8月27日夜から北海道内には活発な雨雲が流れ込み、大気の状態が不安定な状況が続いています。

釧路地方には線状降水帯が発生するなど、各地で大雨による土砂崩れや道路の冠水など被害が出ています。

(武田記者)「先ほどまで晴れていたのですが、急に暗くなり激しい雨が降り出しました。ときどき雷も見え、車にひょうがバチバチと当たる音がしています。見通しもほとんどありません。危険な状況です」

午後1時20分ごろ、大雨警報が発表された厚岸町。

記者が車の窓を開けるとー

(武田記者)「激しい雨が降っています」

雨にまじってひょうが降っていました。

道内は上空に寒気を伴った低気圧が通過した影響で、27日夜から28日にかけ、各地で大雨となりました。

(武田記者)「釧路町の老者舞地区です。土砂が道路を塞いでいて、山からは鉄砲水が流れています」

1時間降水量が観測史上1位となった釧路町。

のり面が雨で崩れてしまっています。

土砂や水が住宅に流れ込み、床下浸水になったといいます。

(武田記者)「雨はすごかった?」

(住民)「ひどかった、土砂降り。どうにもならない」

釧路地方で明け方に発生した線状降水帯。

釧路町の隣・厚岸町付近では、1時間におよそ90ミリの猛烈な雨が降り、一時道路が冠水しました。

午前9時には水はひいていましたが、泥が道路を覆い、住民が清掃作業に追われていました。

また、浜中町では午前3時半ごろ、2階建ての木造住宅が燃える火事がありました。

現場付近では当時、雷雨となっていて、警察は落雷が出火原因の可能性があるとみて詳しく調べています。

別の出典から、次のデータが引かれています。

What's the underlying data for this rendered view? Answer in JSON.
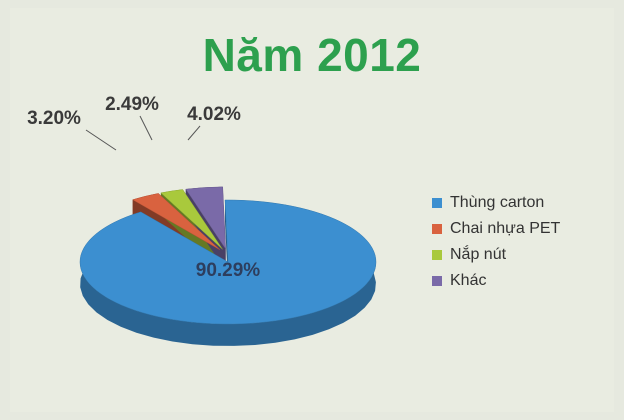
{
  "title": "Năm 2012",
  "chart_data": {
    "type": "pie",
    "title": "Năm 2012",
    "categories": [
      "Thùng carton",
      "Chai nhựa PET",
      "Nắp nút",
      "Khác"
    ],
    "values": [
      90.29,
      3.2,
      2.49,
      4.02
    ],
    "labels": [
      "90.29%",
      "3.20%",
      "2.49%",
      "4.02%"
    ],
    "colors": [
      "#3c8fd0",
      "#d9623f",
      "#a9c93c",
      "#7a6aa8"
    ],
    "style": "3d-exploded",
    "legend_position": "right"
  }
}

苫小牧市などでは一時、レベル4大雨危険警報と土砂災害危険警報が発表されました。

市内各地の道路が冠水しました。

そのほか、交通にも影響がー

(村田カメラマン)「線路が土砂や倒木で埋まっています」

伊達市の有珠駅と長和駅の間で27日午後10時半ごろ、回送列車が雨の影響で線路上に流入した倒木と衝突し脱線しました。

列車は200メートルほど走行して、トンネル内で停止したということです。

運転士と車掌にけがはありません。

復旧のめどは立っておらず、室蘭線の伊達紋別ー長万部間で終日運転を見合わせています。

JRは脱線事故や雨の影響であわせて173本の列車が運休しています。

(札幌へ向かう人)「困っている、行けない」

(札幌へ向かう人)「運休と知らなかったのでどうしようかなと」

また、脱線事故を受けて国の運輸安全委員会は、事故調査官を現地に派遣しました。

増毛町では国道231号に土砂が流入し、午前1時すぎから増毛町雄冬から別刈までの16.5キロが通行止めとなっています。

留萌開発建設部によりますと、現在、土砂の撤去作業を進めていますが、通行止め解除のめどは立っていないということです。

すでに雨が止んでいる場所もありますが、油断は禁物だといいます。

(井坂綾予報士)「短い時間にたくさんの雨が降ったので、土の中はたくさんの水分を含んでいる。少しの雨でも土砂災害の恐れがありますし、川も流れが速くなったり濁っているので、このあとは危険な場所に近づかないことが大事。周囲の状況を見ながら移動してほしい」

28日夜には全道的に大気の状態が安定し、雨は小康状態となる見通しですが、土砂災害などに引き続き注意が必要です。